If I could change one thing in the world...
This past winter I went to Russia to visit about 7 orphanages. The trip really had a profound impact on me and the way that I now view the world. The fourth day that I was in the country, we took a trip to a baby orphanage in Sergeiv Posad and those images will always haunt me. Seeing the conditions that those children live in and the way that they are treated has changed me as a person. I think about those kids every day, and I see their faces all the time. These kids are fed next to nothing because the orphanage workers do not want to have to change their diapers. I saw children with their legs curled up to their stomach from staying in a bed without being moved for months on end. I saw the bloated bellies from children who hadn't been fed in days. While in Sergeiv Posad, I felt like I was going to be woken up from the nightmare I was experiencing. It still seems surreal, but I know it was not a dream. It was the most shocking thing I've ever experienced without question. The structure in Russia is what is setting these kids up for certain failure. Russians believe that every orphan has some sort of deficiency, whether it be a cleffed palate, mental retardation or some sort of emotional issue. The majority of orphans are deemed "imbesiles" because they come with so much emotional baggage from the abandonement they've experienced. There are close to 1 million orphans in Russia in orphanages and another 1.2 million orphans living on the streets.

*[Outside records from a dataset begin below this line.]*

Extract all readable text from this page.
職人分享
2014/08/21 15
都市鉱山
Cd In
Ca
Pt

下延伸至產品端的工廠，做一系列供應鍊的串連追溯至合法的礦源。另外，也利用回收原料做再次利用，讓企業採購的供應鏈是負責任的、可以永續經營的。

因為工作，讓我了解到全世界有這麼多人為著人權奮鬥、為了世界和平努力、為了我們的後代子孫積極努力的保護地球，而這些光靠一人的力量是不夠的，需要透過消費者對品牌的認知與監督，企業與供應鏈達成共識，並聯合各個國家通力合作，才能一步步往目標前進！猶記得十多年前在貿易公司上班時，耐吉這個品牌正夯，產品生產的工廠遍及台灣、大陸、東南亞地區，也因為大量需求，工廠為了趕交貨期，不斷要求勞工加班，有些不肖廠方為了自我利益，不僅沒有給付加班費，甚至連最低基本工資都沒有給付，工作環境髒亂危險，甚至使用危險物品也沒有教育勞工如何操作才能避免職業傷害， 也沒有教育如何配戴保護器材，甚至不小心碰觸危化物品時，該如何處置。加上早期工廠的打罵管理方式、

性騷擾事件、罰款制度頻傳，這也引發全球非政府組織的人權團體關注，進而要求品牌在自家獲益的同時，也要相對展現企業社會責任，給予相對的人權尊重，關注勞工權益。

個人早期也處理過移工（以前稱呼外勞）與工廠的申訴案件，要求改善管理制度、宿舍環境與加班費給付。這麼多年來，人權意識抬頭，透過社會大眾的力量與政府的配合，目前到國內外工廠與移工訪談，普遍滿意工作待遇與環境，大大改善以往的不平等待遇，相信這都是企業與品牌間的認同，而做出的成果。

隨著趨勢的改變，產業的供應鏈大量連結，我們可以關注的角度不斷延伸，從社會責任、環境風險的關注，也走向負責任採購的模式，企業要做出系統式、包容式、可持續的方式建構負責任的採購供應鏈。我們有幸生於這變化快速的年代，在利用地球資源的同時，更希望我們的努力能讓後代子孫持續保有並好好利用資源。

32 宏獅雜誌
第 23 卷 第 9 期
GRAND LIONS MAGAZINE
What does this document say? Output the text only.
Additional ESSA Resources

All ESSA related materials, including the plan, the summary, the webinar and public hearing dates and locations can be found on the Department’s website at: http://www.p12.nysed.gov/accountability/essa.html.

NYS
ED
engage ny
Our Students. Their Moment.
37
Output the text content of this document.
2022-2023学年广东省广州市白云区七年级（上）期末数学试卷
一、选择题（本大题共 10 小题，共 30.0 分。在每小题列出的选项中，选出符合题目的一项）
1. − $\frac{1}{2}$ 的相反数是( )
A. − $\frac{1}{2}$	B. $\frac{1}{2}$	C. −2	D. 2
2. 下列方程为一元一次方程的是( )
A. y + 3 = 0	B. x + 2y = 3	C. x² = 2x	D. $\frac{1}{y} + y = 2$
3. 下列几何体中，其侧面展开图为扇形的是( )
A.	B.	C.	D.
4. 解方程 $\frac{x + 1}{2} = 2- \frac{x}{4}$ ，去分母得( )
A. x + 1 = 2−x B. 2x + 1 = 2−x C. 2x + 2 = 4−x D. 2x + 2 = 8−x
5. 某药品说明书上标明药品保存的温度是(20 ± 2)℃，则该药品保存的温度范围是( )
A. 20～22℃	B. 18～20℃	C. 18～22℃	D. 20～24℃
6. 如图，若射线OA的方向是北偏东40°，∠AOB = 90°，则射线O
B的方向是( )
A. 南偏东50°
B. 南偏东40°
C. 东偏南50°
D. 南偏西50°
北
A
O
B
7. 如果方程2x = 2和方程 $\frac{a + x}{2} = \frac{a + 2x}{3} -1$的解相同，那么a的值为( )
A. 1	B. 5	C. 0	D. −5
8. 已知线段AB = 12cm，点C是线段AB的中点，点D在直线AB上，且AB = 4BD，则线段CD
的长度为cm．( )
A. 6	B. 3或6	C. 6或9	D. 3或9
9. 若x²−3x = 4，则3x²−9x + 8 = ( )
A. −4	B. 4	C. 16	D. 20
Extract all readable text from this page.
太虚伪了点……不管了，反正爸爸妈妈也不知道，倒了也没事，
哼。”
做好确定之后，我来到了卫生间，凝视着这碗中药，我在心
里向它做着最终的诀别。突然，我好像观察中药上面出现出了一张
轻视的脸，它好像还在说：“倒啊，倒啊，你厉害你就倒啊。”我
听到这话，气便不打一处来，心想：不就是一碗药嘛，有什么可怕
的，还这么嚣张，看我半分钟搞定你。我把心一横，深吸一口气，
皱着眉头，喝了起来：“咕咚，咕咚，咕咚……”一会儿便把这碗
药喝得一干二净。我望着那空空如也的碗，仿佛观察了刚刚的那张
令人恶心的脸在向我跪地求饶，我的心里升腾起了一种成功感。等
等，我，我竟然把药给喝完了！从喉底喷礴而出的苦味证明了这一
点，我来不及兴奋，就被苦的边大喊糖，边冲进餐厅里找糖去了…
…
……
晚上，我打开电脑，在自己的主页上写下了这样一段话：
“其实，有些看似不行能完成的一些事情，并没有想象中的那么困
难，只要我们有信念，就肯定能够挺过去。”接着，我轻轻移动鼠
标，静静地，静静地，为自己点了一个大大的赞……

When we visited Orphanage #11 in the outskirts of Moscow, I met a 3 year old named Sasha and I fell in love. I think about Sasha everyday. I think about what will become of him, what the orphanage has planned for him, and what he's doing at particular moments of the day. I only spent a few hours with him, but he was the sweetest child I've ever met. Him and I became extremely attached, and at the end of our time together he asked me when I was coming back to see him. I have to go back to Russia. Being back in the States has led me to constantly feel guilty. I've learned that instead of feeling guilty for all that I have, I instead need to use what I have to help kids like Sasha. Sasha and I communicated quite well, yet the orphanage has said that he has a high level of mental retardation, which is completely false. Knowing that they have labeled Sasha this scares me very much, because when orphans are labeled this, they have very little hope for the future.
If I could change one thing it would be the Russian orphanage system. It is cruel and unfair and is in desperate need of reform.